The recall is over, and Scott Walker won. 2.4 million people voted, which was a historic, record turnout, far exceeding 2010 numbers (2.1m) though still short of the turnout for the presidential election in 2008 (2.8m).
One of the enduring chants heard by the Wisconsin protesters was, “This what democracy looks like.” That was always true, irrespective of the outcome of the recall election. Had Tom Barrett prevailed last night, there would have been well-deserved triumphalism on the part of the progressive movement about the voice of the people; but the same holds doubly true when you lose, as long as you played by the rules. In a way, the entire point of the recall was the recall itself – the ability of an electorate to hold its politicians accountable.
Wisconsin state law sets a very high threshold for a recall – you need at least 25% of the total number of people who voted in the prior Gubernatorial election (2010) to sign the petition to trigger the recall, which in this case was about 540,000 signatures. The actual number of signatures verified was over 900,000 – about 42%, which is astonishing. FOr comparison, in California the recall threshold was only 12% and they collected about 18%.
Note also that recalls are not like impeachments. Impeachment of a President should only be for “Treason, Bribery, and other High Crimes and Misdemeanors” – and only then after conviction of those crimes (Article II, Section IV). A recall is triggered if you have the signatures, period – because especially given the high threshold, it is implicit that the recall does reflect the Will of the People, and that Will is accorded the benefit of the doubt that it is not frivolous. If a sitting Governor has angered 42% of the voting electorate, then they cannot claim that a recall is a waste of time. It is simply democracy.
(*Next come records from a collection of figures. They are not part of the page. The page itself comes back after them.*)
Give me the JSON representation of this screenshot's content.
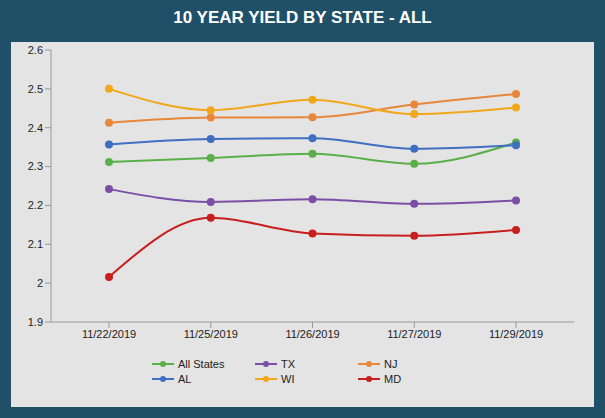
{
  "chart_data": {
    "type": "line",
    "title": "10 YEAR YIELD BY STATE - ALL",
    "categories": [
      "11/22/2019",
      "11/25/2019",
      "11/26/2019",
      "11/27/2019",
      "11/29/2019"
    ],
    "series": [
      {
        "name": "All States",
        "color": "#5BAF4A",
        "values": [
          2.312,
          2.322,
          2.333,
          2.307,
          2.362
        ]
      },
      {
        "name": "TX",
        "color": "#7B4FA6",
        "values": [
          2.242,
          2.209,
          2.216,
          2.204,
          2.213
        ]
      },
      {
        "name": "NJ",
        "color": "#E8873A",
        "values": [
          2.413,
          2.426,
          2.427,
          2.46,
          2.487
        ]
      },
      {
        "name": "AL",
        "color": "#3F6FC0",
        "values": [
          2.357,
          2.371,
          2.373,
          2.346,
          2.355
        ]
      },
      {
        "name": "WI",
        "color": "#F0A81A",
        "values": [
          2.5,
          2.445,
          2.472,
          2.435,
          2.452
        ]
      },
      {
        "name": "MD",
        "color": "#C81E1E",
        "values": [
          2.016,
          2.168,
          2.128,
          2.122,
          2.137
        ]
      }
    ],
    "ylim": [
      1.9,
      2.6
    ],
    "yticks": [
      1.9,
      2,
      2.1,
      2.2,
      2.3,
      2.4,
      2.5,
      2.6
    ],
    "grid": false,
    "legend": "bottom",
    "marker": "circle"
  }
}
That said, Governor Walker actually is under criminal investigation in the so-called “John Doe” case, by both the Milwaukee D.A. and a separate federal investigation. He has denied being the target of the investigation, but transferred $160,000 from his campaign to a legal defense fund, which is only permissible under Wisconsin state law if the investigation does target him specifically. It’s in democracy’s best interest that this investigation take its time and not rush to conclusions, but Walker’s closest aides from his tenure as County Executives have already been indicted. And that’s not the only stain on Walker’s record: there is evidence Walker has rewarded major campaign contributors with plum patronage appointments in his administration. The recall election wasn’t just about political disagreements, but also about valid questions of character, integrity, and corruption.
Walker supporters have claimed that the recall was a waste of time or of money. That’s as false as claiming that a regular election is a waste of time and money – why not just run polls and choose the candidate with the best numbers on election day? Marquette University’s poll with Walker up by 7 points (52-45) was almost perfectly accurate! (The actual outcome was 53-46). This was as valid and necessary an election as any other regular or special election under state law. The outcome of the recall has no bearing on it’s validity; otherwise the recall petition itself would have been sufficient to remove Walker.
And Scott Walker himself agreed – in 2002, as the favored Republican for Milwaukee County Executive, Walker said of recalls:
“You know the folks that were angry about this started a recall and they were told they needed to collect 73,000 signatures in 60 days. Well, not hundreds, not thousands, but tens of thousands of ordinary people did an extraordinary thing. They stood up and took their government back. In less than 30 days they collected more than 150,000 signatures. It was at that moment I realized the real emotion on display in my county wasn’t just about anger. You see, if it had been about anger, it would have been about people checking out and moving out or giving up. But instead what happened was really amazing. You saw people standing up shoulder to shoulder, neighbor to neighbor and saying we want our government back. And in doing so the real emotion on display was about hope.”
I couldn’t agree more – the Wisconsin recall wasn’t just about anger, it was also about hope – that democracy still has meaning, that ideas and people matter, not just cash on hand and ad campaigns. Multiply that sentiment by a factor of ten for June 5th, and savor it.
Of course, cash does matter. However it’s worth noting that the Citizens United decision was not a direct factor in this election. Walker enjoyed a 8-1 money advantage, mostly from out of state, funded by the machinery of the right-wing conservative movement that does seek to impose its vision of illiberal economic feudalism on America. But Walker was not bound by the $10,000 state cap on personal donations because of a loophole in state law that exempts the incumbent. That loophole is as legal as the recall itself, and should be a subject of debate for electoral reform going forward.
And that’s the real fight ahead. As the progressive movement recoups from its loss yesterday, it’s important to remember – this was a battle, not the war. Instead of focusing on effects, we need to focus on causes: money in politics, electoral reform, and true persuasion of the liberal viewpoint to all those folks and neighbors of ours who voted for Walker (and 17% of whom will vote for Obama in November). That’s how you build a movement – by people-power, one person at a time. And one step at a time. This was just the first step.
UPDATE: Though she livesin Alaska and not Wisconsin, Bristol Palin blames the “lamestream media” in my state for misleading people that the Governor was defying the will of the people. I guess we agree to disagree on that, but certainly as an avowed supporter of the will of the people, surely Ms. Palin agrees that the recall was a valid expression of that Will. On that much we surely can agree.